Lucy Freeman said...

Alison and Stephen sorry for the misleading comment re Tower Room. As you suggest Alison I was referring to independent productions in the Tower as opposed to those programmed by The Malthouse.

In the Tower, The Malthouse programmed 3 shows in season 2, 2009, and 1 in season 1, 2010. That’s four professional shows in a twelve month period.

This is not a criticism, just an observation in support of Maude's comment- made as part of a wider argument - that despite appearances/assumtpions, there are artists working for nothing in high profile settings (such as Belvoir B and The Tower).

Alison Croggon said...

Thanks Lucy. A key part of Maude's point was that Company B was programming those co-op productions, and therefore gaining lustre from unpaid artists. The Malthouse clearly sets a best practice standard here in terms of providing a showcase for independent theatre.

On its website Belvoir make quite clear that the B Sharp season is presented "without guarantee of remuneration", so you can't accuse it of being misleading.
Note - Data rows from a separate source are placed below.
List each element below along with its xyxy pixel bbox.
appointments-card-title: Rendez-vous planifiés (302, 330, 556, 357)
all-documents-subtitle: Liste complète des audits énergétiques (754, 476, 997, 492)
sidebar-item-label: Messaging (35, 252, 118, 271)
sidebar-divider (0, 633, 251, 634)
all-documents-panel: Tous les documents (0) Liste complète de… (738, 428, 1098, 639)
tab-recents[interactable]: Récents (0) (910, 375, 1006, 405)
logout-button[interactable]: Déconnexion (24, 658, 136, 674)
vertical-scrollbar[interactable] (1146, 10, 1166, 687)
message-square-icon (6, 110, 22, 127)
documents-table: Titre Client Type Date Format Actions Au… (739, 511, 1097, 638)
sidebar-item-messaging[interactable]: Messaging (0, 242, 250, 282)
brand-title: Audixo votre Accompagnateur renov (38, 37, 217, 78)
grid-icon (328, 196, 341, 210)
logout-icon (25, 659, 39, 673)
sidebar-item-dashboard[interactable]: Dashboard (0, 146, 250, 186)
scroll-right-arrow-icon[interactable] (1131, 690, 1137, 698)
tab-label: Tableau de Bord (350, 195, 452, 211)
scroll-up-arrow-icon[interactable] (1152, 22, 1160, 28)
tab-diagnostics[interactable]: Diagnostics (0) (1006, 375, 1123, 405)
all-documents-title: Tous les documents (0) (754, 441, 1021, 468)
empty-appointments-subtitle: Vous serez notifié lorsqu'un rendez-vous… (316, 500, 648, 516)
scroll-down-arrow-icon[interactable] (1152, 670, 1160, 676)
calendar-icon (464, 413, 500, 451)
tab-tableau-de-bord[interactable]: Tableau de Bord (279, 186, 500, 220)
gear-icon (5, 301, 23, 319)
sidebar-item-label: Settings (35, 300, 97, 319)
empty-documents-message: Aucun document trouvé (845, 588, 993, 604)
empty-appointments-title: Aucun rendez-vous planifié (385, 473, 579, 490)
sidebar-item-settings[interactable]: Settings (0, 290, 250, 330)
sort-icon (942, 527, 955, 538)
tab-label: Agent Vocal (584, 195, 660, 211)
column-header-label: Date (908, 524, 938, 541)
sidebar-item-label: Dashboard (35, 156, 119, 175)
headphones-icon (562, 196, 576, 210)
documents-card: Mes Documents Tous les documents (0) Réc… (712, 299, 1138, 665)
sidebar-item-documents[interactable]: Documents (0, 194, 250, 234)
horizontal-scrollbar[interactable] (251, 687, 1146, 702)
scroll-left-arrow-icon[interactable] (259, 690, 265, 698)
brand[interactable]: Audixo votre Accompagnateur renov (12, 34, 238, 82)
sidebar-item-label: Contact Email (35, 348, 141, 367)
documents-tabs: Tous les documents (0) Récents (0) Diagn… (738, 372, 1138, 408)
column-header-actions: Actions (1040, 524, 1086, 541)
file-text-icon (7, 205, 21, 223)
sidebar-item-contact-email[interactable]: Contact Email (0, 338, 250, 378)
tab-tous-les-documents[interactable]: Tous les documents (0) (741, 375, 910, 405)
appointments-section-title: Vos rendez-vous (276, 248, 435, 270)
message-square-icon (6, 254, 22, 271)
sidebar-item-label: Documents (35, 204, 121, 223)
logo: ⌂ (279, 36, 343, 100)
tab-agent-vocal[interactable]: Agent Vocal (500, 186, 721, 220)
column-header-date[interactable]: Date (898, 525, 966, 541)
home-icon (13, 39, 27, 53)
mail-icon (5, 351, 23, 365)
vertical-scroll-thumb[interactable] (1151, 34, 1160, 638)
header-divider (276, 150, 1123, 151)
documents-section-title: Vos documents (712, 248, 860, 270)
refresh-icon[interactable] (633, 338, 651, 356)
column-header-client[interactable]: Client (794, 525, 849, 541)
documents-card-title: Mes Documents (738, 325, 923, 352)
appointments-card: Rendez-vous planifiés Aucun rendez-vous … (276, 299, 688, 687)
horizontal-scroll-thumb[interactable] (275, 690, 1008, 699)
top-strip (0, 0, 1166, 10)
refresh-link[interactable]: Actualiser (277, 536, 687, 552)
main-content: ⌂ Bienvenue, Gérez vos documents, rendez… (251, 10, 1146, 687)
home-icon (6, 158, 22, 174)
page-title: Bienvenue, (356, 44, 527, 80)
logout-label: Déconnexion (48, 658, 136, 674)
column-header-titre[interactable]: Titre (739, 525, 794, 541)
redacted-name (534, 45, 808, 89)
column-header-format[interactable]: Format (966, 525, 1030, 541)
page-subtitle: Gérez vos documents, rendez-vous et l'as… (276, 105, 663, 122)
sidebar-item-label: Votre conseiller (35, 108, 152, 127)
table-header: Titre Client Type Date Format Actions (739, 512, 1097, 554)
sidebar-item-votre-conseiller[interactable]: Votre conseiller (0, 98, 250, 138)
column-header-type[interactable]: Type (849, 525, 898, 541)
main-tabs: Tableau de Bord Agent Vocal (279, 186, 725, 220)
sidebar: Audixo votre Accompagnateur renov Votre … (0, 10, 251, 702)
There are a few companies here like Theatre Works or La Mama which offer a similar umbrella, curating seasons of independent work and providing the space, profile and other institutional support to enable artists to get work on (some have their own funding, many do not). And a lot of good work gets put on this way that otherwise would never be seen.

I agree working for nothing is an unsustainable situation, but it will continue as long as arts funding continues at its present level. As I said above, unless something shifts significantly in the broader culture, I can't see that changing anytime soon.

Alison Croggon said...

...An afterthought: if we are to criticise companies for putting on unpaid work, this does highlight a dilemma. La Mama, the most productive company in Melbourne in terms of shows, obviously couldn't program the diversity and number of shows that it does if it paid everybody who performed there equity rates. Neither could Theatre Works, Fortyfive Downstairs, the Store Room, Red Stitch and many other venues and production houses that drive Melbourne's theatre scene. Should we be demanding that any funded company provide equity pay rates? Should artists withdraw their labour if they don't get paid properly? (You can do this in France, but I'm not sure that here anybody would notice).

Paying people properly means that less work gets shown. In 2009 B Sharp programmed 15 shows, the Malthouse programmed 5, including its three month residency for My Darling Patricia: the difference is clearly in the wages. If there weren't any independent scene, there wouldn't be a Tower season at the Malthouse, the Full Tilt gig at the Arts Centre or what appears at the MTC's Lawler Studio, because there would be nothing to put on. But all of it is subsidised by unpaid labour.

Just ruminating here. I don't see a solution.

Lucy Freeman said...

I don't see a solution either and agree that the old cv would be pretty thin if it were not for staging shows at La Mama and in supported venue initiatives such as those offered at The Store Room and Theatreworks.

A small adjustment to one aspect of the 'system' (that will not change the world but might help few artists out financially) might be to increase awareness of the need to value artist remunerations in small to medium funding schemes.

For example, I don't know if others have experienced this lately, but I am observing a tendency for local government arts / cultural support schemes to fund the venue component of projects and deny the artist payment component. When the financial support received from a council is used to pay costs to a venue within the municipality- money never actually changes hands.

This may be a small gripe, but it another example of how tax-payer funded assistance ENABLES creative work, without necessarily subsidising the artist contribution.

However, I totally understand the points made here about needing to value any schemes that assist the staging of independent work, for without them where would we be?


Alison Croggon said...

That local government policy sounds like a bit of creative accounting - a kind of Clayton's arts budget!

This whole issue is about valuing the work of artists full-stop. Like everything else, it's complex. But it would be nice if authorities took that work as seriously as, say, accounting.